His administration later admitted a $165 billion error in the four-year revenue forecast. But in the meantime, he and the Legislature had ramped up spending, creating deficits totaling $125 billion over four years, according to the Legislative Analyst’s Office. Deficits were covered up with a series of short-term fixes, including borrowing and accounting gimmicks.

On Thursday, Newsom revealed a revised version of his final budget and without saying it, indicated that he had learned a hard lesson about managing volatility.

Although the state is seeing another tax jump and its budget sees a revenue increase of $16.5 billion over three years, Newsom’s $349.4 billion budget for 2026-27 takes a cautious approach. He says this will not only erase the structural deficit of the past four years, but ensure his successor has a balanced budget for the first year of 2027-28.

“We’re cutting the deficits, but not the corners,” Newsom said.

The $246.6 billion general fund portion of the budget relies not only on new revenue, including a $3.6 billion boost from several relatively small tax increases, to balance it, but is indirectly helped by big cuts in federal health care aid.

Newsom devoted the first minutes of his budget presentation to bragging about California’s $4 trillion-plus economy, saying “we just don’t have any competitors.” He also trolled people with “California derangement syndrome” and denounced President Donald Trump as corrupt and incompetent.

However Trump’s tightening conditions for federally subsidized health care that could affect hundreds of thousands of Californians also has the effect of reducing state health care spending, thereby helping Newsom craft a balanced budget.

He could replace the lost federal funds, but that would likely require him to propose a significant tax increase of some kind, which, as likely candidate for president in 2028he is unwilling to do.

His stance on health care and taxes, however, puts Newsom at odds with advocates for the poor Californians who will be affected and their allies in the Legislature, many of whom want tax increases.

Graham Knauss, CEO of the California State Association of Counties, immediately declared that “the governor is proposing to do to the counties what he accuses the president of doing to California.”
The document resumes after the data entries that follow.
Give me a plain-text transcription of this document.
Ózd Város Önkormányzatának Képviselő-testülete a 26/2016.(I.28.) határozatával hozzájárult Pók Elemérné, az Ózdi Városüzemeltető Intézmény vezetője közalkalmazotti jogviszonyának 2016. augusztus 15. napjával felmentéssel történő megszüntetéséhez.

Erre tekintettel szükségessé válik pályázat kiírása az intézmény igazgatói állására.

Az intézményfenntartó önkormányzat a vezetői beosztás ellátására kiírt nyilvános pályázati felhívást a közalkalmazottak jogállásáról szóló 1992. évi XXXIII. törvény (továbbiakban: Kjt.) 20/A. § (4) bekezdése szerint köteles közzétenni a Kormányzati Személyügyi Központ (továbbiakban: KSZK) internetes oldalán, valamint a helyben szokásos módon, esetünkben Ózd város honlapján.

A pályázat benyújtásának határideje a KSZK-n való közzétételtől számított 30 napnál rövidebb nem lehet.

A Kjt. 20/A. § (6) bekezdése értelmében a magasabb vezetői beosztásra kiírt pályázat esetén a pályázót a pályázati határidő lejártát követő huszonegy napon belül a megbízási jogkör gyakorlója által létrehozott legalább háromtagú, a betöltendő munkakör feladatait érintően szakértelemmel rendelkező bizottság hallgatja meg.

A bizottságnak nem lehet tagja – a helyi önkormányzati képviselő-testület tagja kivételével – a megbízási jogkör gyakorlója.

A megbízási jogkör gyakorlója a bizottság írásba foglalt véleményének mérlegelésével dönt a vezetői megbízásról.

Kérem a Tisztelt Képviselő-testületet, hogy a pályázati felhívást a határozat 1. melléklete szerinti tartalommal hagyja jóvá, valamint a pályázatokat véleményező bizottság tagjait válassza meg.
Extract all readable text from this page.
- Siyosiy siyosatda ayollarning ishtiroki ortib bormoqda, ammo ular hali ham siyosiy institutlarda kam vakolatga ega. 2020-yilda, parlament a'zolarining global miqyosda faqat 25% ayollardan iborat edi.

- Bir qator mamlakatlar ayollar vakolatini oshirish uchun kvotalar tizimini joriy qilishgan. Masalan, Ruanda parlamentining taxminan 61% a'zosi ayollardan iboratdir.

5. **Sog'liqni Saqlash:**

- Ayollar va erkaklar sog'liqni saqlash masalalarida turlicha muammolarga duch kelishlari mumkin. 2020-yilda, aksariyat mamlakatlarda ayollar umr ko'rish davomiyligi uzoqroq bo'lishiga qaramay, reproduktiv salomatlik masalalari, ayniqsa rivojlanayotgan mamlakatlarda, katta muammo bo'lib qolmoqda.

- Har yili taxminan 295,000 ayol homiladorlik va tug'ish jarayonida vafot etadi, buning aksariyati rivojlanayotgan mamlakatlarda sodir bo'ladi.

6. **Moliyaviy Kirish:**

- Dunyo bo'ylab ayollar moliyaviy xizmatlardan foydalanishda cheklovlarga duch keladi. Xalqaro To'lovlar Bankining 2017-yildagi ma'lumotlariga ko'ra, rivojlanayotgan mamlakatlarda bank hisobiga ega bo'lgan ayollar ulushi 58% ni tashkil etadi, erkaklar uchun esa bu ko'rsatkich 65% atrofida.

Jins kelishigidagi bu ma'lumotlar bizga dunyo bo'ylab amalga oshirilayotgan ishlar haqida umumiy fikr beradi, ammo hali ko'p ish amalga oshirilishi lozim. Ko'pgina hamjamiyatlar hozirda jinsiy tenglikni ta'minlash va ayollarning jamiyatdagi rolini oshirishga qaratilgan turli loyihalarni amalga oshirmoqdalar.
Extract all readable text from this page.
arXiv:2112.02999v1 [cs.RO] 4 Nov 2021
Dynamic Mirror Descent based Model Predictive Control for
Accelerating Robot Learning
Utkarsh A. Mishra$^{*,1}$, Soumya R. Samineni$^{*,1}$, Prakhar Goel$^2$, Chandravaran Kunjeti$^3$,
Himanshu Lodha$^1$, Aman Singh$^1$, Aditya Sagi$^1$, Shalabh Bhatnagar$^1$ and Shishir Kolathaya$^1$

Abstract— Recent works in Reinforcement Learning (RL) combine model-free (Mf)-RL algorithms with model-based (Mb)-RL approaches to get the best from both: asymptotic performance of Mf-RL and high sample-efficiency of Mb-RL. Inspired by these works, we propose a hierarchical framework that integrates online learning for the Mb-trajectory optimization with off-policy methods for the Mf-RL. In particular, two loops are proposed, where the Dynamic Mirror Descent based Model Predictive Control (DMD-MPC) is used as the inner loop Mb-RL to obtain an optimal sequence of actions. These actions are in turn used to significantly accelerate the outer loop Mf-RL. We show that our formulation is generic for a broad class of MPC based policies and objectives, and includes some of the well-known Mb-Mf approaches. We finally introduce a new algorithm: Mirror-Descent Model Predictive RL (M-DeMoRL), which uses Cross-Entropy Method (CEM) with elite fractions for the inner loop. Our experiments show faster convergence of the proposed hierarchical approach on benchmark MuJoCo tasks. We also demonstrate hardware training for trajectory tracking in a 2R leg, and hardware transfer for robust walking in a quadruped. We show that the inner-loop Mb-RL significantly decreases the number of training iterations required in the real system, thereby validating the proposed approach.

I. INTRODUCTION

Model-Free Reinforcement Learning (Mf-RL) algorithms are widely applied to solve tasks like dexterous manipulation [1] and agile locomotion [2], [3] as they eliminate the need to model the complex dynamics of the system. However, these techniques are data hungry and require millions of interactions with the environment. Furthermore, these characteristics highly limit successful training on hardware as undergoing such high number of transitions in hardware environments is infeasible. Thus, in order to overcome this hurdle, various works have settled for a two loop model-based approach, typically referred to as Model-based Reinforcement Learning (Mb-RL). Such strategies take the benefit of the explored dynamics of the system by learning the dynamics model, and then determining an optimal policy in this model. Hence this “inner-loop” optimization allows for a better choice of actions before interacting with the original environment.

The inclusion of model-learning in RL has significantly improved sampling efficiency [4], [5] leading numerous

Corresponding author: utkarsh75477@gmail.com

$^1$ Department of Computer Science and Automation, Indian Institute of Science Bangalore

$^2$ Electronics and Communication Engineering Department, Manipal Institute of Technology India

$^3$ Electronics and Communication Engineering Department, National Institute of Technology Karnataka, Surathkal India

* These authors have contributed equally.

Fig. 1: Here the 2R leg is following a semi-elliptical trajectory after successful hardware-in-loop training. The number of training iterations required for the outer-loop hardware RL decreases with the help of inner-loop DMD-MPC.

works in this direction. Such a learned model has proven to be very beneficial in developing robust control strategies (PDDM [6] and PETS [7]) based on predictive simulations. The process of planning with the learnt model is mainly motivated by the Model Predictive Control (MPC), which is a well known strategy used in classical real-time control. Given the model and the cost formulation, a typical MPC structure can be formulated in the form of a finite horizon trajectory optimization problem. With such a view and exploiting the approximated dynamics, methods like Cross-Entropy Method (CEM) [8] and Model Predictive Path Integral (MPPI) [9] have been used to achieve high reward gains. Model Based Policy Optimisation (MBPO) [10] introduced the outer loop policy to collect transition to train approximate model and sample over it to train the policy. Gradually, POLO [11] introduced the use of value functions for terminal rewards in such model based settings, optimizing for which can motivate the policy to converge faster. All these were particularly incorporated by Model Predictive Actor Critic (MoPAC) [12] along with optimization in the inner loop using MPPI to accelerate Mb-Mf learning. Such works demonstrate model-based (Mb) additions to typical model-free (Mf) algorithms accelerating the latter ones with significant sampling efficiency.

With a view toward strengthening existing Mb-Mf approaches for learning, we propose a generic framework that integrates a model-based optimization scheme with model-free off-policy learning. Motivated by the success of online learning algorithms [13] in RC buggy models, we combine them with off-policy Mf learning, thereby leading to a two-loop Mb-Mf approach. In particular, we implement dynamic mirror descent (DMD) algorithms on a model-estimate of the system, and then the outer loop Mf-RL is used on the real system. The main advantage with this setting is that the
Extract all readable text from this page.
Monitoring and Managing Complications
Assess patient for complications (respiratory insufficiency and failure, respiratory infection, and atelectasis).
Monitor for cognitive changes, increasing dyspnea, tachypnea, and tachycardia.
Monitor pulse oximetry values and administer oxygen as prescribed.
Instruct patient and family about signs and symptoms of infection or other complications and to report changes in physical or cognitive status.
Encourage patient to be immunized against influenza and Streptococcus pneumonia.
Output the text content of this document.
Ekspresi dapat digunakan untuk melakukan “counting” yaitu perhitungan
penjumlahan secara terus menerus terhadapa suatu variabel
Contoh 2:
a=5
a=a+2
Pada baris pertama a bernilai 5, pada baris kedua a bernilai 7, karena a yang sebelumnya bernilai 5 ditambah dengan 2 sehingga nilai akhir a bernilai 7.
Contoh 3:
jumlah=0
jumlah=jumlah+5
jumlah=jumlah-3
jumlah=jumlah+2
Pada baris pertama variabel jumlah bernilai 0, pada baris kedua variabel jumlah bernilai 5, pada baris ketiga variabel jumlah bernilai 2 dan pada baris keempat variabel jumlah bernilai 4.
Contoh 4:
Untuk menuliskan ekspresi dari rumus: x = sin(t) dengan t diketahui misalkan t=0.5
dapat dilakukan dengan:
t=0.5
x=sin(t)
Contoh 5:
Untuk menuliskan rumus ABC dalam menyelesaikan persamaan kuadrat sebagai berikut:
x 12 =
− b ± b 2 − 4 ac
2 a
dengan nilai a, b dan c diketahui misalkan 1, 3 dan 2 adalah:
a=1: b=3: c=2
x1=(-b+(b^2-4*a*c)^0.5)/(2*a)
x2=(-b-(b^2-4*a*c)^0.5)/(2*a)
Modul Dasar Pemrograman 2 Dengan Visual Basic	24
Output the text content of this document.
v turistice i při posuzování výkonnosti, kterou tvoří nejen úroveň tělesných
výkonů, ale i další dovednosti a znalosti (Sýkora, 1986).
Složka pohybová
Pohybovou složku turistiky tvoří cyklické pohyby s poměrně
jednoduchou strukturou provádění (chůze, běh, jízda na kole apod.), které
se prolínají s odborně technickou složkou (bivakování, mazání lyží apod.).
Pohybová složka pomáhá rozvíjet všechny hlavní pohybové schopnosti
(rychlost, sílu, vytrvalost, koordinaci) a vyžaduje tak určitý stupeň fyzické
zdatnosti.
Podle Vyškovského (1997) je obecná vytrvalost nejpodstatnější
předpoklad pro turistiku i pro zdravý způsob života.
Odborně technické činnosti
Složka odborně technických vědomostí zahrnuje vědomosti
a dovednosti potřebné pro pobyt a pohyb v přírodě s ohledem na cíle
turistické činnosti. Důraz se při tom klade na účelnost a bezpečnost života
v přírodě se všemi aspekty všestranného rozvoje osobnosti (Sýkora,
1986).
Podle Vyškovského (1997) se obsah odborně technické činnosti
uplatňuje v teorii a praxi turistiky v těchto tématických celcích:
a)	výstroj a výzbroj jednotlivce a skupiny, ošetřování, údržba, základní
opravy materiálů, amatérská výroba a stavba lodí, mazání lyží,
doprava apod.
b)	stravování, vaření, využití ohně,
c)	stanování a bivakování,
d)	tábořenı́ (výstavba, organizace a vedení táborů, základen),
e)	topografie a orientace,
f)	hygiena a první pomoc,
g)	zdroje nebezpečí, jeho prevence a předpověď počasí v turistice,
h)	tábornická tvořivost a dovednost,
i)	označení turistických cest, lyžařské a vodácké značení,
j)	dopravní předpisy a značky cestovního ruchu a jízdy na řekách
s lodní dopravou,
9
Chris Hoene of the left-leaning California Center on Budget and Policy, which has been beating the drums for tax increases, said, “The governor has promoted California’s economic dominance while making it harder for low-income Californians to access health care by reinstating harmful Medi-Cal asset limits, expanding work requirements and increasing Medi-Cal premiums for certain immigrants.”

With just a few months left as governor, Newsom’s ability to bend the legislature to his will is fading, so the question his new budget poses is whether lawmakers will agree. Or will they insist that the new holes in the state’s safety net be plugged and support tax hikes to pay for it?